Catching turkeys to relocate them to new areas was far easier said than done, however. Wild turkeys are very difficult to catch, Hughes says, and the small percentage that still existed were particularly savvy at avoiding attempts to trap them as rare survivors of their kind.
"So, the thought was to gather some eggs from the nests of wild turkeys that could be found, hand-raise them to be as wild as possible and then release them to restore the population. Some states spent a lot of time and effort on that in the 1940s and '50s. But it was a dismal failure. It didn't work at all," Hughes says.
"No populations were really ever established through that route. The reason for that is that these turkeys did not have the benefit of growing up under the direction of a wild hen, so they didn't know what to do. They didn't have any instruction on how to survive in the wild."
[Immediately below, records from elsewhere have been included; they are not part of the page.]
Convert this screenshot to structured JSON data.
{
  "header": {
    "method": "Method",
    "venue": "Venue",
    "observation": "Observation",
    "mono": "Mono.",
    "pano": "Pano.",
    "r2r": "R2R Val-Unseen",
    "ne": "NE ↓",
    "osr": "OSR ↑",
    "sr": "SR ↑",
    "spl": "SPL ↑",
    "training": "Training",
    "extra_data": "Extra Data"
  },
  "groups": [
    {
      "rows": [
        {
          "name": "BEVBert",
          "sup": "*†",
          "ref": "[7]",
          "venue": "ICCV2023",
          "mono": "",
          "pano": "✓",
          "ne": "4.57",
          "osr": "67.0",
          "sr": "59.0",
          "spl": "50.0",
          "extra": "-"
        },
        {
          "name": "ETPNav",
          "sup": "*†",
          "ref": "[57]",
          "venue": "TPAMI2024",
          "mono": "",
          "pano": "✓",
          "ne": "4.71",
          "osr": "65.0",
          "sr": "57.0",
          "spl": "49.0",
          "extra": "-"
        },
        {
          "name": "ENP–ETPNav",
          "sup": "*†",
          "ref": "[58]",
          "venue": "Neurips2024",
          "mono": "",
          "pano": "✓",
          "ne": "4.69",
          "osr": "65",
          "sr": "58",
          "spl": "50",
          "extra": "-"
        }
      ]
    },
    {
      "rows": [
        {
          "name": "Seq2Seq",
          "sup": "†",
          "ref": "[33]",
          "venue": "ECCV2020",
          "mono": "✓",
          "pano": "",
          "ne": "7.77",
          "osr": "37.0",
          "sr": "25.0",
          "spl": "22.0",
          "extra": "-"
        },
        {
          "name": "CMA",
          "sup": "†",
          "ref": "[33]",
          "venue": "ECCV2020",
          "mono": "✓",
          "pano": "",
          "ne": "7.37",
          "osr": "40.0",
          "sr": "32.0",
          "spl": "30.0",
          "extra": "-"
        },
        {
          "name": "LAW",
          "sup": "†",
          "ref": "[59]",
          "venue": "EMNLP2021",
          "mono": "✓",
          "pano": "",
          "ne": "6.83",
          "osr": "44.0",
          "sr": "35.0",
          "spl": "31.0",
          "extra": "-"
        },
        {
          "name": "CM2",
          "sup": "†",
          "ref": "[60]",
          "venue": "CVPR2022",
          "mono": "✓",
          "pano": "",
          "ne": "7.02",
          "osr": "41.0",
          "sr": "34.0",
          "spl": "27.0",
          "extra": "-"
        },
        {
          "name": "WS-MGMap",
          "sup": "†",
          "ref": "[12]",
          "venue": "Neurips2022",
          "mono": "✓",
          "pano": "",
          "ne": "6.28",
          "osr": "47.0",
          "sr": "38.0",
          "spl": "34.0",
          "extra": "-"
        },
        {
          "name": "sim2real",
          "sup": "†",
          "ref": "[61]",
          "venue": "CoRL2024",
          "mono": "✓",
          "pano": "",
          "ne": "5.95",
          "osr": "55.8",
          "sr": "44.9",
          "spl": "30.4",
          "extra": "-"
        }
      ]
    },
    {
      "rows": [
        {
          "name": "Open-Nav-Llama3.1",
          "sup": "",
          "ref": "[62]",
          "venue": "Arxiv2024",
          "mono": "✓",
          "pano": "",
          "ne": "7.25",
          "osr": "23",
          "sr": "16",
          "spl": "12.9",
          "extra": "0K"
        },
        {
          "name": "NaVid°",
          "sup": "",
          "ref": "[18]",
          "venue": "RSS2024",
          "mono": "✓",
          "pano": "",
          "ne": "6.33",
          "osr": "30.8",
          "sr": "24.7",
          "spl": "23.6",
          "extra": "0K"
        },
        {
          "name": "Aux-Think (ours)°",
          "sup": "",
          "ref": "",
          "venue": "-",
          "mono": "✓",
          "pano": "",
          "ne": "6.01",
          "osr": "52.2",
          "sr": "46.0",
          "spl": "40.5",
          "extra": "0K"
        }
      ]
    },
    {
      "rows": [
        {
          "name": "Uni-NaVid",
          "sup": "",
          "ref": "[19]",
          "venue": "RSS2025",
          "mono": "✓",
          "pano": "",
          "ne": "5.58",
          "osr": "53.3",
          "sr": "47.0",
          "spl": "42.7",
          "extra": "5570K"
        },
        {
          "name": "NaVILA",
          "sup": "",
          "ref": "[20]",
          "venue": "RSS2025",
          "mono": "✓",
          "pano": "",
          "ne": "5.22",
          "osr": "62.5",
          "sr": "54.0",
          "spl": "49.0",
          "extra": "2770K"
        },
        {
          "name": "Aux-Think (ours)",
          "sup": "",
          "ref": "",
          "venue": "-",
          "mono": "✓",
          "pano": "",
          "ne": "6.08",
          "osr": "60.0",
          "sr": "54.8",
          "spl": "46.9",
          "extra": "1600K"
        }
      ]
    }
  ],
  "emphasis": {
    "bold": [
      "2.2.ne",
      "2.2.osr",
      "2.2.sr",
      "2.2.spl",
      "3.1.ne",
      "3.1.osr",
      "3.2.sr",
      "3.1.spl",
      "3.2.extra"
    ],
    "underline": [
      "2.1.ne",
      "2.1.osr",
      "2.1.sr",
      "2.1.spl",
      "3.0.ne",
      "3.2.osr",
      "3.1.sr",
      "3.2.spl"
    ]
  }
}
In the 1950s, a technological breakthrough - the net cannon - was instrumental in saving wild turkeys in America. Suddenly, biologists had a tool with which to capture mature turkeys for release.
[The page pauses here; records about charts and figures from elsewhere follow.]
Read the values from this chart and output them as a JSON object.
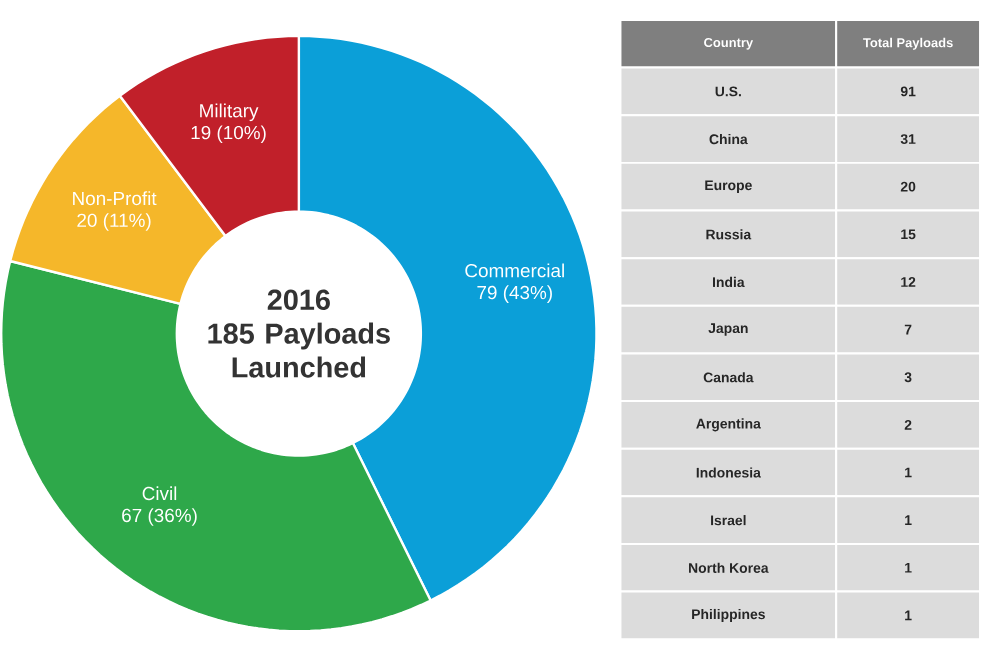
{
  "chart_data": [
    {
      "type": "donut",
      "title": "2016",
      "subtitle": "185 Payloads Launched",
      "categories": [
        "Commercial",
        "Civil",
        "Non-Profit",
        "Military"
      ],
      "values": [
        79,
        67,
        20,
        19
      ],
      "value_labels": [
        "79 (43%)",
        "67 (36%)",
        "20 (11%)",
        "19 (10%)"
      ],
      "colors": [
        "#0b9fd8",
        "#2ea84a",
        "#f5b72a",
        "#c1202a"
      ]
    },
    {
      "type": "other",
      "xlabel": "Country",
      "ylabel": "Total Payloads",
      "categories": [
        "U.S.",
        "China",
        "Europe",
        "Russia",
        "India",
        "Japan",
        "Canada",
        "Argentina",
        "Indonesia",
        "Israel",
        "North Korea",
        "Philippines"
      ],
      "values": [
        91,
        31,
        20,
        15,
        12,
        7,
        3,
        2,
        1,
        1,
        1,
        1
      ],
      "data_labels": true
    }
  ]
}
"With that, the restoration of wild turkeys was off to the races," says Hughes. "The National Wild Turkey Federation was then established to help transport turkeys from state to state. We funded the transfer of turkeys from ‘have' states to ‘have-not' states - and that's what brought the recovery full circle."
And their recovery has been nothing short of amazingly. A little over a half-century after nearing extinction, there are now nearly 7 million wild turkeys in America, thriving anew all across the continental United States. But Hughes says that, given the predominance of nonnative domesticated turkeys (which are derived from a subspecies originating from Mexico), many people might not realize how close America's wild turkeys came to disappearing.
"It may simply be that, for the urban dweller and the average U.S. citizen, this wasn't on the radar. For a lot of folks, the only turkeys they think of are farmed turkeys. They may not have even been aware that there were wild turkeys and the plight that they suffered."
But for Hughes, to not know about the decline and recovery of this most iconic of birds is to be missing out on one of the nation's most remarkable achievements.
"The recovery of wild turkeys is America's greatest conservation success story," says Hughes. "It's really hard to think of another that would be greater."